Rons Blick blitzte kurz zu Acarion hinüber. Dann explodierte er förmlich und niemand brauchte sich mehr Illusionen darüber zu machen, woher der Beiname „der Schreihals" stammte.

„Dann ist es natürlich viel besser! Die Leute, die ich zum Teil eingestellt habe, um hier für die Sicherheit zu sorgen, gehen sich gegenseitig an die wertlosen Kehlen! Mit Kinderspielzeug! Und damit nicht genug, in dem ganzen Herumgehiebe gehen auch noch meine Waren dabei drauf! Ist euch eigentlich klar, warum ihr hier seid?!"

„Es war wirklich rein freundschaftlich und ein Missgeschick-"

„Ein Duell ist nur so lange freundschaftlich, bis dabei meine Sachen", kurz überlegte Acarion, einen Schritt zurückzutreten und damit den Speicheltropfen zu entgehen, „über meinen Kimoran verteilt werden!
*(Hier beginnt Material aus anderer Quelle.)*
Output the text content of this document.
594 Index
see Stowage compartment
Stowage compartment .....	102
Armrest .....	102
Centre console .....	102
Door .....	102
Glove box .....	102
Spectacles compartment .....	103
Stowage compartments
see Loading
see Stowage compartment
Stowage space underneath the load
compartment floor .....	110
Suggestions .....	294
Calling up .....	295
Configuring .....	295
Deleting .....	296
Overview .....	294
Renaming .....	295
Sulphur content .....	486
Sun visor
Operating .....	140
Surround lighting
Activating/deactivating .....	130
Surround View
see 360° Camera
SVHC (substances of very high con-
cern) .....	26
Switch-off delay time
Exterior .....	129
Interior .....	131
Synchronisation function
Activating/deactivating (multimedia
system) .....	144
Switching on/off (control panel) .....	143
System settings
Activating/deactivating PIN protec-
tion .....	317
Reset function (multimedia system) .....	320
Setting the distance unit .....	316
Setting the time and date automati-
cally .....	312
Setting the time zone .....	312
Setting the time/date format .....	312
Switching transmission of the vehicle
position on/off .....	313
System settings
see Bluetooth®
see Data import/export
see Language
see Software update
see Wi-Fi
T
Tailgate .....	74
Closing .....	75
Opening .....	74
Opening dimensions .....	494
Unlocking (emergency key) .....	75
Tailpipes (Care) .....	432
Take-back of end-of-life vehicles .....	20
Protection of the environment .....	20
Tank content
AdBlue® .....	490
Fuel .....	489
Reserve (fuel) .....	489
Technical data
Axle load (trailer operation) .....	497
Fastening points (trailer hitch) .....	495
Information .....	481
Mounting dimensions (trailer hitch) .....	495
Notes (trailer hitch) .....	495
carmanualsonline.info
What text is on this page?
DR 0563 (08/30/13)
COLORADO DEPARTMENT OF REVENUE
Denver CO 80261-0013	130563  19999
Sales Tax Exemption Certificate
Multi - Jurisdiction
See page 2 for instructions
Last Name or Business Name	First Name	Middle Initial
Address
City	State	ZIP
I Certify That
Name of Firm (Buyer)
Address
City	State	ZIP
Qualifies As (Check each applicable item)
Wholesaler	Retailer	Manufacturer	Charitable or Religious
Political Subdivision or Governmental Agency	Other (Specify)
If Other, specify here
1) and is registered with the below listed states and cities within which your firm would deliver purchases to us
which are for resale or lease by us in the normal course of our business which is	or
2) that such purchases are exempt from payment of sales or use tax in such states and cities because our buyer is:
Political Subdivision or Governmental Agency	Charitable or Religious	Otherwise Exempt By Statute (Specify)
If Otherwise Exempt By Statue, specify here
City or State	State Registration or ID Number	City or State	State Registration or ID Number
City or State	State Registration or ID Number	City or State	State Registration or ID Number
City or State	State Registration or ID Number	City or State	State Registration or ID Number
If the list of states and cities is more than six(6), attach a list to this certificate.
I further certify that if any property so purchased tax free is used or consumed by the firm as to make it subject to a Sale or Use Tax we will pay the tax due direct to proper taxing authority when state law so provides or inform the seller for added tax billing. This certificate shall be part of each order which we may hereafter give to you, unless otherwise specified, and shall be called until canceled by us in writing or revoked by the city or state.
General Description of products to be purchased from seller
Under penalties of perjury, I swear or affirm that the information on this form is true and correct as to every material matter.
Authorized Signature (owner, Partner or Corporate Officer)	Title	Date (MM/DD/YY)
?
Latrinendienst! Für die nächsten zwei Wochen! Alle beide!"

Wutschnaubend wirbelte Ron herum und schlug die Tür hinter sich zu. Als die Rak'ysch sich träge wieder in Bewegung setzten, überlegte Acarion, wie viele seiner Reisegefährten zu lachen begonnen hätten, wäre die Tür von dem Schlag aus den Angeln gesprungen.